The two finally connect over stories about Billy’s animal friends and they name each one. They decide upon Winnie the Pooh, after a real bear at the zoo, for Billy’s favorite toy. The donkey becomes Eeyore, Tigger is the tiger and the baby pig Piglet. During the weeks the two spend alone together Blue and Billy walk daily in the woods and create imaginative stories and games around the stuffed animals and pretend friends Owl and Rabbit.
Inspired by his son and the boy’s friends, Milne begins to write again…poems about Christopher Robin and Pooh Bear and later short stories. To his surprise, the adventures he pens are a huge success. However it’s not the author that everyone wants to meet, it’s the real life Christopher Robin that the world is curious about.
While his parents handle the attention well, Billy Moon resents the publicity and the intrusion into his privacy. Schoolmates tease and bully him, his life is upended and he wonders if it will ever be the same again.
This is the kind of movie that stays with me for a while. I enjoy films based on real people and events and being a fan of the Winnie the Pooh stories, this one caught and held my interest. How sad to realize that the idyllic childhood Milne wrote about was more fiction than reality, and that he found it challenging to be a father.
However, most families are dysfunctional on some level. I could find compassion within me for the behavior of the parents. Daphne had her heart touching reasons for desiring a daughter. Milne never fully recovered from the War and while he wanted most to write a book that expounded on the horrors of war, he was remembered for slim stories about a boy and his bear.

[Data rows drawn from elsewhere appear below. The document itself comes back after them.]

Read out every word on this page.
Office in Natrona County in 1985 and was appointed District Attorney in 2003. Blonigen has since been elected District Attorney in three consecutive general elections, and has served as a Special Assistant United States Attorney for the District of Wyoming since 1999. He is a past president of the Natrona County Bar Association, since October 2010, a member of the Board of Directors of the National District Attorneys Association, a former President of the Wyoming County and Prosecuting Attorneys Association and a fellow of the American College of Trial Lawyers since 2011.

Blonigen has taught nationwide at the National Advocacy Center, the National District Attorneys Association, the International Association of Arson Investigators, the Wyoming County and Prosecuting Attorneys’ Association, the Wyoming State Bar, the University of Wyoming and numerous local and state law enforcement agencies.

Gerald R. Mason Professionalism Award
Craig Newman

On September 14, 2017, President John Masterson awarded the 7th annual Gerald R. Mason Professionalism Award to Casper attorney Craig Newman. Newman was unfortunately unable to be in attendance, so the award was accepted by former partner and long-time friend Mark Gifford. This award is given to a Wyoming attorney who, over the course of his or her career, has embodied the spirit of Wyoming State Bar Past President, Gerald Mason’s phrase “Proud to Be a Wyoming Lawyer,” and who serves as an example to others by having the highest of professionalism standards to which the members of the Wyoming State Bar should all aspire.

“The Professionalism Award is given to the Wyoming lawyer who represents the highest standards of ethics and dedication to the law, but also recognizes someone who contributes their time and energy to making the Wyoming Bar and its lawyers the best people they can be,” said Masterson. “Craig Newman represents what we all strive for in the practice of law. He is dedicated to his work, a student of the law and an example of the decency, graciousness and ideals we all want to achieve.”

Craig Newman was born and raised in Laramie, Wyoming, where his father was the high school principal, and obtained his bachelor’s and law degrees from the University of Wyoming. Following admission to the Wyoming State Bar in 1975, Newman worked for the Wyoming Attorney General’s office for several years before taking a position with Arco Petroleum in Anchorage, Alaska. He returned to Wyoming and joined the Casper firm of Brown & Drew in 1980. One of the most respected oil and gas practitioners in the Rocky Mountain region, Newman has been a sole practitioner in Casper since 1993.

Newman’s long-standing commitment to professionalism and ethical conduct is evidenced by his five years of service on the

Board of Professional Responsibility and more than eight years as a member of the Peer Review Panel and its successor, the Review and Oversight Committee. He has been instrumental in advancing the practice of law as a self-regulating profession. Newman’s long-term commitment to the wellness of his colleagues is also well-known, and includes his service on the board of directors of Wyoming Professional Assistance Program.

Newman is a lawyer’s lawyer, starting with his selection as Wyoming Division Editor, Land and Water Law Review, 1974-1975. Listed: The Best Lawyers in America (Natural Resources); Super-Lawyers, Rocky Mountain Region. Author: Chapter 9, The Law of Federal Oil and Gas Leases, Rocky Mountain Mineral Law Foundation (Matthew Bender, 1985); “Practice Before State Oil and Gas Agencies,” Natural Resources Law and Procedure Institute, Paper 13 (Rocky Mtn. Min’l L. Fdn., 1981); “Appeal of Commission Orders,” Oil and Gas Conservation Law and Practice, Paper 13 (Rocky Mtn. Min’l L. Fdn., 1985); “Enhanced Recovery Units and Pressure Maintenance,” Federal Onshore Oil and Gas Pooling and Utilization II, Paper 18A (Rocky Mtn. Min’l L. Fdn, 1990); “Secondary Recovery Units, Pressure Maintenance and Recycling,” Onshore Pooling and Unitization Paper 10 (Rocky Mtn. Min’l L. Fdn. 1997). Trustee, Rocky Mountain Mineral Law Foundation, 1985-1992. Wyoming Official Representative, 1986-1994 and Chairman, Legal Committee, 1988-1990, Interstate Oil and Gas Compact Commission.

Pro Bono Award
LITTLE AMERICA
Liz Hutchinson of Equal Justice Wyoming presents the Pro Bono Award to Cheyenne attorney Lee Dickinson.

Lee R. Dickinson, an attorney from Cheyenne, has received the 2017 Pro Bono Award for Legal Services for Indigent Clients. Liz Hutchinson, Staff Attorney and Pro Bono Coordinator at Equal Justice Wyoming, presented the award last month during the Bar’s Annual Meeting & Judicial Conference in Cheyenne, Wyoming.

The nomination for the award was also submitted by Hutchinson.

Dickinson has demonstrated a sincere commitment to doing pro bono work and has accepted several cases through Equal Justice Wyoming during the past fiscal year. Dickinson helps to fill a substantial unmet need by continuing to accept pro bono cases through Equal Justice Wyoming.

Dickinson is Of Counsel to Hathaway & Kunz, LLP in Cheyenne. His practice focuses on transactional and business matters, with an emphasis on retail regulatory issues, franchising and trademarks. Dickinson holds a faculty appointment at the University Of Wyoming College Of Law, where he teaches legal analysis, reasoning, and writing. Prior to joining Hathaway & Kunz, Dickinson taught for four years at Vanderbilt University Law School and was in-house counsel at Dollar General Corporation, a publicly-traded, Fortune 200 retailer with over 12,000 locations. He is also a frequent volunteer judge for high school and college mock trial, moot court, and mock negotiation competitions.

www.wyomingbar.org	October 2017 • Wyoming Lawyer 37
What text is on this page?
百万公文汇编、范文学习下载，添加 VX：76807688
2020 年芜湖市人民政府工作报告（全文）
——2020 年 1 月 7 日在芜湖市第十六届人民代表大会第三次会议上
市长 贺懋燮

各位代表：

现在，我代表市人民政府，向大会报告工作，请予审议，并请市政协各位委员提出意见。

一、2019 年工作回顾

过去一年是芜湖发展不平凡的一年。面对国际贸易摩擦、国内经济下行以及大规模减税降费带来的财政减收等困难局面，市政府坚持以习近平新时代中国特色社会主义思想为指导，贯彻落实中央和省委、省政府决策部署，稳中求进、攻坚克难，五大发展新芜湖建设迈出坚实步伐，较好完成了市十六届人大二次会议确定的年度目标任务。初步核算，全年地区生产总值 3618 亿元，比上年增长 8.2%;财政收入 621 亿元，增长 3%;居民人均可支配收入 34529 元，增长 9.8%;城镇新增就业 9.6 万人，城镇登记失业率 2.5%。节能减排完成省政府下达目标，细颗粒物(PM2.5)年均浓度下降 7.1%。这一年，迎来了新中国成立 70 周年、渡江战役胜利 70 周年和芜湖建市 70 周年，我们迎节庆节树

And that boy, who so resented being made a celebrity, had to find his own way to make peace with who he was and the exploitation he felt from his father. Their lives weren’t all bad, nor were they always good. They were real though and the Milnes struggled and learned and made decisions, poor ones and better ones, that affected them for many years.
Goodbye Christopher Robin explores the darker side of a familiar story that we think we know. At its core, this is a movie about family and relationships and growing up. It’s thoughtful and insightful and tugs at the heart, all important features of an excellent film that sends the viewer to Google to search deeper.
Goodbye Christopher Robin…hello Billy Moon.